Grant Cohn: Kyle Shanahan's dual roles not helping 49ers
SANTA CLARA — Kyle Shanahan is having a crisis. An existential coaching crisis. How he resolves it will define the rest of his career.
Since he came to the 49ers last year, two Shanahans have emerged: Shanahan the head coach, and Shanahan the offensive coordinator. One will overtake the other eventually — they cannot exist at the same time. Which Shanahan will win out? Which one has a future? He must choose.
Look into your heart, Kyle.
So far, the offensive coordinator has run the show to the severe detriment of the 49ers. He has made every big decision, because Shanahan trusts that side of himself. It’s the smart, confident, persuasive, successful side. The one with the answers. Shanahan the head coach has no answers yet. He lacks credentials, and his record is 7-13. He may not even last. If he fails with the 49ers, he may not get another head-coaching job.
He may be a career offensive coordinator.
Does Shanahan believe in his future as a head coach? Does he want to be a head coach?
A head coach wants to win above all else. An offensive coordinator wants to be a genius, sometimes at the expense of winning. That’s why an offensive coordinator needs a head coach to keep him in check.
Shanahan suffers from the genius syndrome. Call it Genius-itis. He got it in Atlanta when he was the offensive coordinator for the Falcons. That was 2016.
Shanahan wants to maintain his genius status.

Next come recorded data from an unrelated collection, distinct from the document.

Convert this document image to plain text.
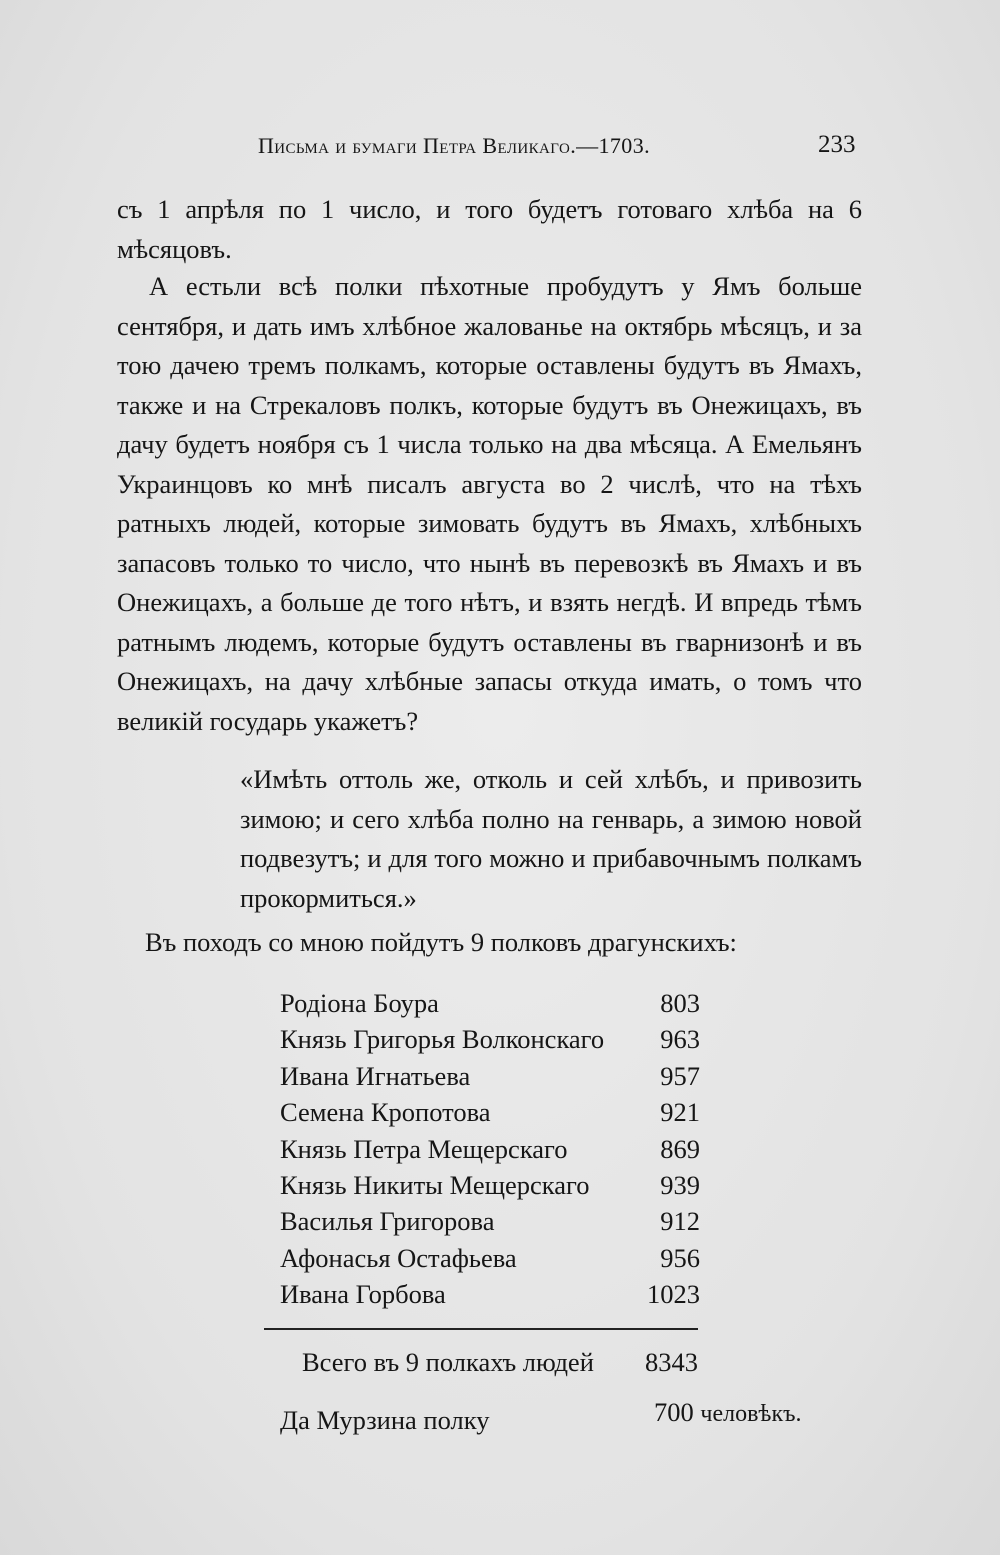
Письма и бумаги Петра Великаго.—1703.	233

съ 1 апрѣля по 1 число, и того будетъ готоваго хлѣба на 6 мѣсяцовъ.

А естьли всѣ полки пѣхотные пробудутъ у Ямъ больше сентября, и дать имъ хлѣбное жалованье на октябрь мѣсяцъ, и за тою дачею тремъ полкамъ, которые оставлены будутъ въ Ямахъ, также и на Стрекаловъ полкъ, которые будутъ въ Онежицахъ, въ дачу будетъ ноября съ 1 числа только на два мѣсяца. А Емельянъ Украинцовъ ко мнѣ писалъ августа во 2 числѣ, что на тѣхъ ратныхъ людей, которые зимовать будутъ въ Ямахъ, хлѣбныхъ запасовъ только то число, что нынѣ въ перевозкѣ въ Ямахъ и въ Онежицахъ, а больше де того нѣтъ, и взять негдѣ. И впредь тѣмъ ратнымъ людемъ, которые будутъ оставлены въ гварнизонѣ и въ Онежицахъ, на дачу хлѣбные запасы откуда имать, о томъ что великій государь укажетъ?

«Имѣть оттоль же, отколь и сей хлѣбъ, и привозить зимою; и сего хлѣба полно на генварь, а зимою новой подвезутъ; и для того можно и прибавочнымъ полкамъ прокормиться.»

Въ походъ со мною пойдутъ 9 полковъ драгунскихъ:

Родіона Боура	803
Князь Григорья Волконскаго	963
Ивана Игнатьева	957
Семена Кропотова	921
Князь Петра Мещерскаго	869
Князь Никиты Мещерскаго	939
Василья Григорова	912
Афонасья Остафьева	956
Ивана Горбова	1023
Всего въ 9 полкахъ людей 8343
Да Мурзина полку	700 человѣкъ.
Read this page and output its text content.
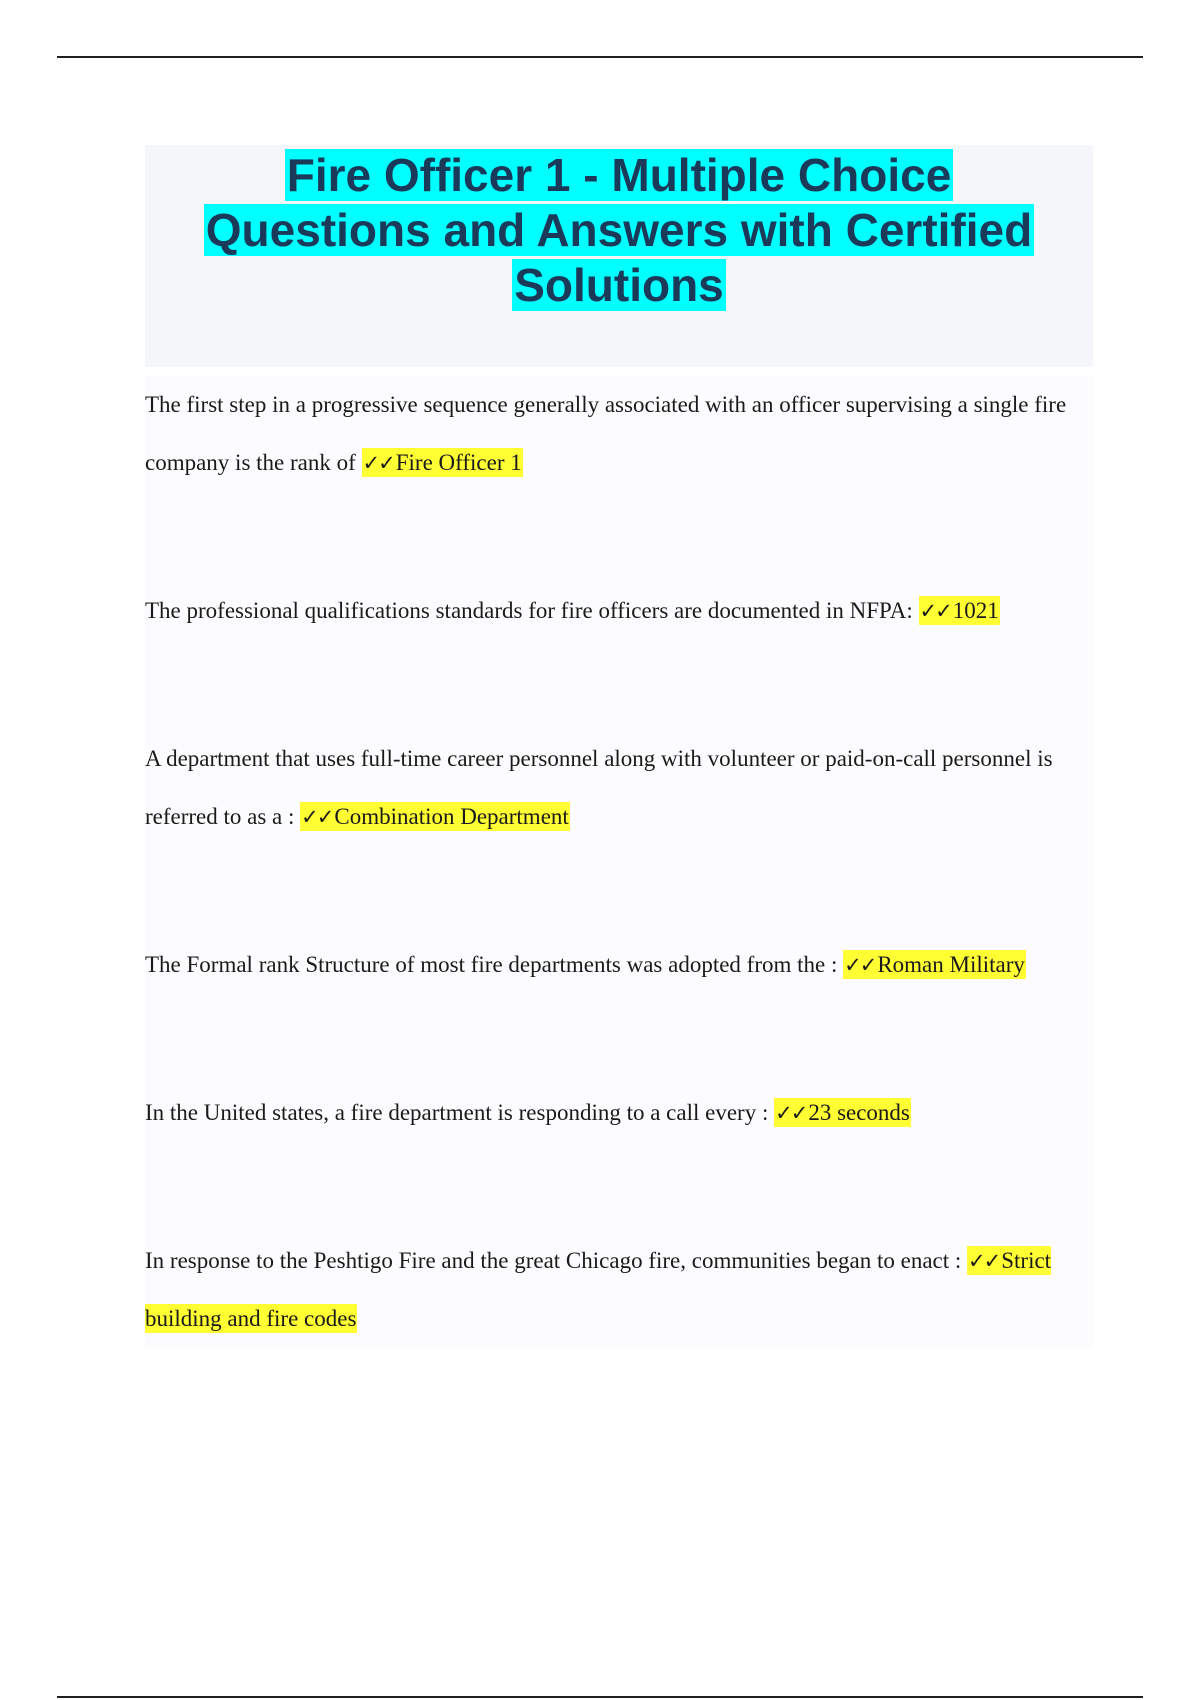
Fire Officer 1 - Multiple Choice
Questions and Answers with Certified
Solutions

The first step in a progressive sequence generally associated with an officer supervising a single fire company is the rank of ✓✓Fire Officer 1

The professional qualifications standards for fire officers are documented in NFPA: ✓✓1021

A department that uses full-time career personnel along with volunteer or paid-on-call personnel is referred to as a : ✓✓Combination Department

The Formal rank Structure of most fire departments was adopted from the : ✓✓Roman Military

In the United states, a fire department is responding to a call every : ✓✓23 seconds

In response to the Peshtigo Fire and the great Chicago fire, communities began to enact : ✓✓Strict building and fire codes
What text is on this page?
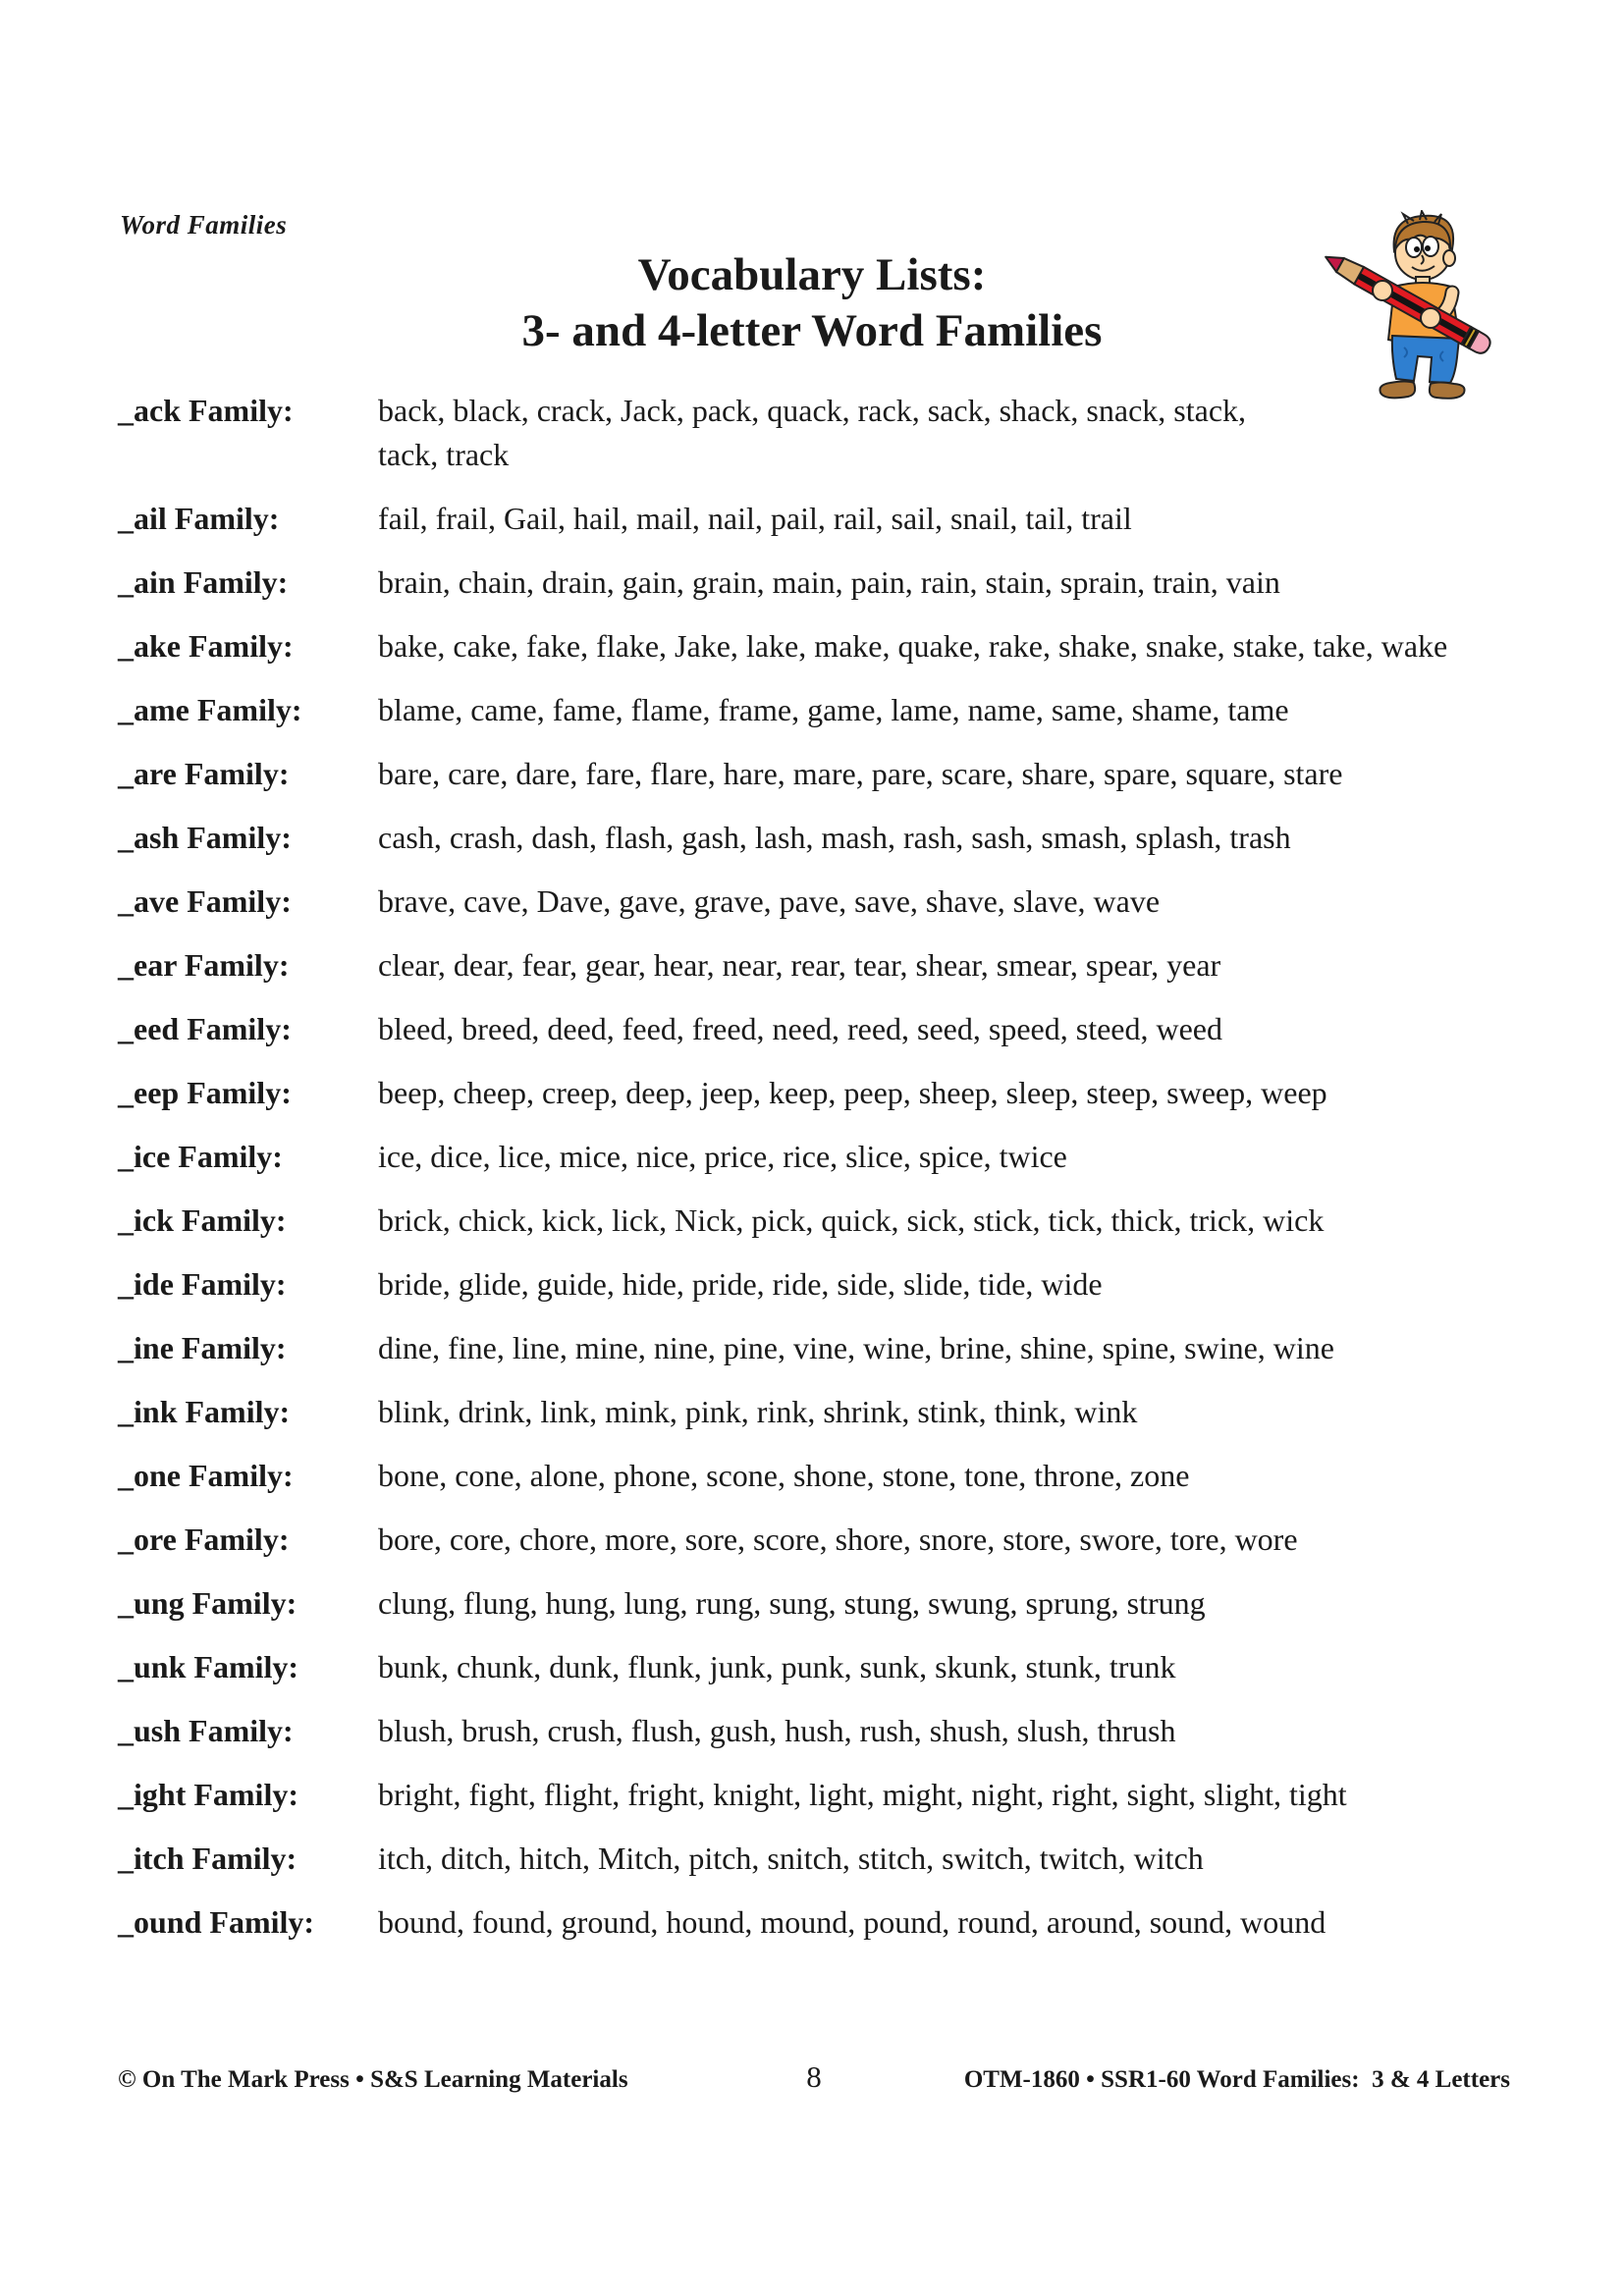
Word Families
Vocabulary Lists:
3- and 4-letter Word Families
_ack Family:	back, black, crack, Jack, pack, quack, rack, sack, shack, snack, stack, tack, track
_ail Family:	fail, frail, Gail, hail, mail, nail, pail, rail, sail, snail, tail, trail
_ain Family:	brain, chain, drain, gain, grain, main, pain, rain, stain, sprain, train, vain
_ake Family:	bake, cake, fake, flake, Jake, lake, make, quake, rake, shake, snake, stake, take, wake
_ame Family:	blame, came, fame, flame, frame, game, lame, name, same, shame, tame
_are Family:	bare, care, dare, fare, flare, hare, mare, pare, scare, share, spare, square, stare
_ash Family:	cash, crash, dash, flash, gash, lash, mash, rash, sash, smash, splash, trash
_ave Family:	brave, cave, Dave, gave, grave, pave, save, shave, slave, wave
_ear Family:	clear, dear, fear, gear, hear, near, rear, tear, shear, smear, spear, year
_eed Family:	bleed, breed, deed, feed, freed, need, reed, seed, speed, steed, weed
_eep Family:	beep, cheep, creep, deep, jeep, keep, peep, sheep, sleep, steep, sweep, weep
_ice Family:	ice, dice, lice, mice, nice, price, rice, slice, spice, twice
_ick Family:	brick, chick, kick, lick, Nick, pick, quick, sick, stick, tick, thick, trick, wick
_ide Family:	bride, glide, guide, hide, pride, ride, side, slide, tide, wide
_ine Family:	dine, fine, line, mine, nine, pine, vine, wine, brine, shine, spine, swine, wine
_ink Family:	blink, drink, link, mink, pink, rink, shrink, stink, think, wink
_one Family:	bone, cone, alone, phone, scone, shone, stone, tone, throne, zone
_ore Family:	bore, core, chore, more, sore, score, shore, snore, store, swore, tore, wore
_ung Family:	clung, flung, hung, lung, rung, sung, stung, swung, sprung, strung
_unk Family:	bunk, chunk, dunk, flunk, junk, punk, sunk, skunk, stunk, trunk
_ush Family:	blush, brush, crush, flush, gush, hush, rush, shush, slush, thrush
_ight Family:	bright, fight, flight, fright, knight, light, might, night, right, sight, slight, tight
_itch Family:	itch, ditch, hitch, Mitch, pitch, snitch, stitch, switch, twitch, witch
_ound Family:	bound, found, ground, hound, mound, pound, round, around, sound, wound
© On The Mark Press • S&S Learning Materials	8	OTM-1860 • SSR1-60 Word Families:  3 & 4 Letters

He would rather be the brilliant offensive play-caller who loses by two points and has excuses than the anonymous head coach who wins. Shanahan may not know this, but it’s the truth.
To be a genius, Shanahan has to pass the ball. No one becomes a genius by running. There’s nothing flashy or glamorous about gaining four yards on the ground. A “brilliant” offensive coordinator passes. A brilliant offensive coordinator invents scheme with intricate vocabulary.
But, a winning head coach runs. Nothing glamorous, just runs when has to. He knows an effective rushing attack will keep his defense fresh, demoralize the other team and probably win the game. That’s how football works.
Last week against the Los Angeles Chargers, Shanahan the offensive coordinator called 42 passes and just 17 runs, even though his quarterback was backup C.J. Beathard. Genius-itis. Shanahan needed to give Beathard some help, but didn’t.
What’s more, seventy percent of the 49ers’ passes included a five-man protection scheme, meaning no extra blockers. Just the five offensive lineman. Shanahan exposed Beathard to the max.
Beathard still played well. He threw for 298 yards and tossed two touchdown passes. But, he got hit 16 times and threw two interceptions, including one on the 49ers final offensive play to lose the game. They lost by two points.
On Monday, Shanahan the offensive coordinator blamed Beathard for taking those hits. Said he should have gotten rid of the ball quicker. Classic genius move by Shanahan. A brilliant offensive coordinator must protect his image at the expense of the quarterback.
But, a head coach takes the blame. Doesn’t put it on the backup quarterback.
Shanahan should have taken the blame. He’s the head coach, and he was at fault, not Beathard. Shanahan called the game as if Jimmy Garoppolo was the quarterback and made no changes to help the backup making his first start of the season. Asked way too much of him.